Since the forecast price-to-earnings ratio of the CSI 300 is currently only at the average level of the past three years, and the valuation is not expensive, and the stock market is more resilient to stimulus policies and economic recovery expectations, investors have higher expectations for the performance of the Chinese stock market in the second half of the year than that of national bonds. and the RMB exchange rate market.

A-shares ended in the first half of 2022. As of the close on June 30, the Shanghai Stock Exchange Index rose 1.1% to close at 3398.62 points.
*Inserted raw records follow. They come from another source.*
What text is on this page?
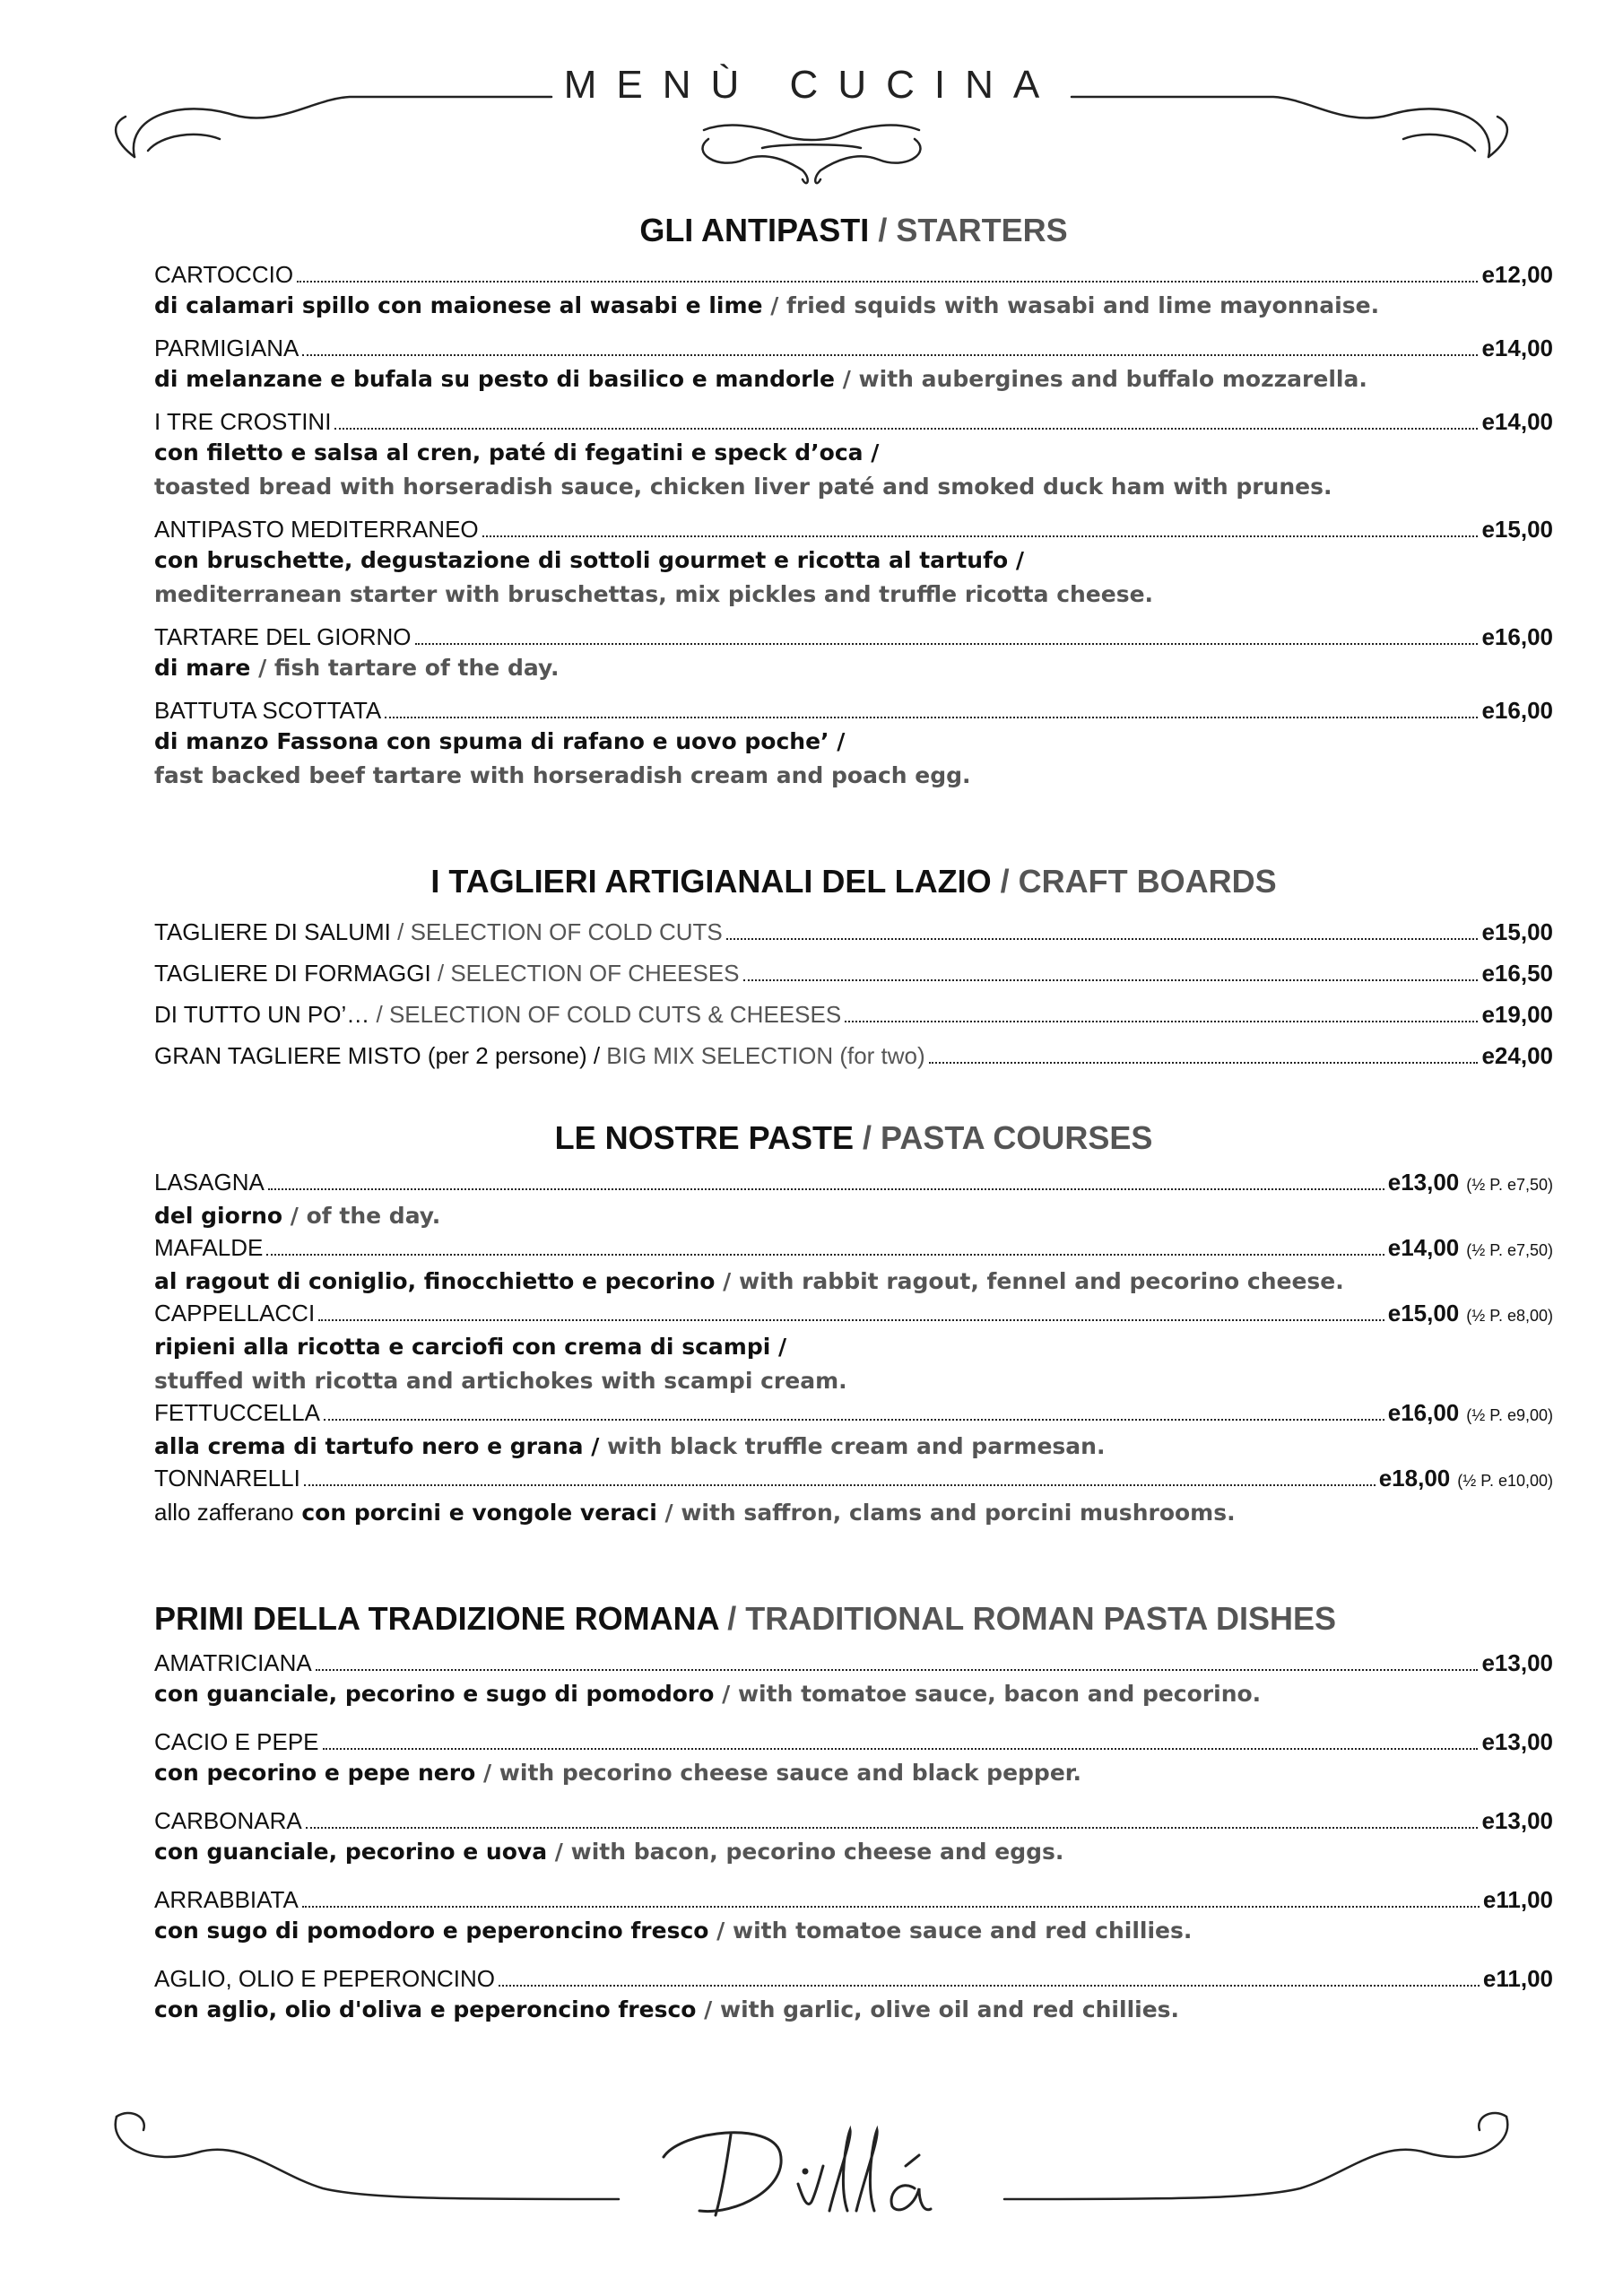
MENÙ CUCINA
GLI ANTIPASTI / STARTERS
CARTOCCIO	e12,00
di calamari spillo con maionese al wasabi e lime / fried squids with wasabi and lime mayonnaise.
PARMIGIANA	e14,00
di melanzane e bufala su pesto di basilico e mandorle / with aubergines and buffalo mozzarella.
I TRE CROSTINI	e14,00
con filetto e salsa al cren, paté di fegatini e speck d’oca /
toasted bread with horseradish sauce, chicken liver paté and smoked duck ham with prunes.
ANTIPASTO MEDITERRANEO	e15,00
con bruschette, degustazione di sottoli gourmet e ricotta al tartufo /
mediterranean starter with bruschettas, mix pickles and truffle ricotta cheese.
TARTARE DEL GIORNO	e16,00
di mare / fish tartare of the day.
BATTUTA SCOTTATA	e16,00
di manzo Fassona con spuma di rafano e uovo poche’ /
fast backed beef tartare with horseradish cream and poach egg.
I TAGLIERI ARTIGIANALI DEL LAZIO / CRAFT BOARDS
TAGLIERE DI SALUMI / SELECTION OF COLD CUTS	e15,00
TAGLIERE DI FORMAGGI / SELECTION OF CHEESES	e16,50
DI TUTTO UN PO’… / SELECTION OF COLD CUTS & CHEESES	e19,00
GRAN TAGLIERE MISTO (per 2 persone) / BIG MIX SELECTION (for two)	e24,00
LE NOSTRE PASTE / PASTA COURSES
LASAGNA	e13,00 (½ P. e7,50)
del giorno / of the day.
MAFALDE	e14,00 (½ P. e7,50)
al ragout di coniglio, finocchietto e pecorino / with rabbit ragout, fennel and pecorino cheese.
CAPPELLACCI	e15,00 (½ P. e8,00)
ripieni alla ricotta e carciofi con crema di scampi /
stuffed with ricotta and artichokes with scampi cream.
FETTUCCELLA	e16,00 (½ P. e9,00)
alla crema di tartufo nero e grana / with black truffle cream and parmesan.
TONNARELLI	e18,00 (½ P. e10,00)
allo zafferano con porcini e vongole veraci / with saffron, clams and porcini mushrooms.
PRIMI DELLA TRADIZIONE ROMANA / TRADITIONAL ROMAN PASTA DISHES
AMATRICIANA	e13,00
con guanciale, pecorino e sugo di pomodoro / with tomatoe sauce, bacon and pecorino.
CACIO E PEPE	e13,00
con pecorino e pepe nero / with pecorino cheese sauce and black pepper.
CARBONARA	e13,00
con guanciale, pecorino e uova / with bacon, pecorino cheese and eggs.
ARRABBIATA	e11,00
con sugo di pomodoro e peperoncino fresco / with tomatoe sauce and red chillies.
AGLIO, OLIO E PEPERONCINO	e11,00
con aglio, olio d'oliva e peperoncino fresco / with garlic, olive oil and red chillies.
It rose 4.5% in the second quarter and is still down 6.63% this year. - DayDayNews

2. Goldman Sachs believes that Chinese stocks may become a bright spot

Goldman Sachs Group believes that Chinese stocks will become a bright spot as concerns about a global economic recession cause stocks in other developing countries to plummet.

Goldman Sachs strategists Caesar Maasry and Jolene Zhong said in a report on Friday that based on analysis of past market declines, if the United States falls into a recession, emerging market stocks could fall another 8% to 15%, which would give MSCI China index presents opportunities as improving macroeconomic indicators will boost the index's performance.

They wrote:

“Despite concerns that the U.S. may slip into recession, we expect Chinese stocks to continue to be driven by domestic economic activity and not correlate with other emerging market stocks, at least in the short term.

The MSCI Emerging Markets Index has fallen about 19% this year due to rampant inflation and central bank actions to curb it.

Goldman Sachs strategists noted that if the S&P 500 index the MSCI Emerging Markets Index would fall on average by at least 10% It fell 26%, so the current decline is not enough. The S&P 500 index is down about 20% from the high reached in January.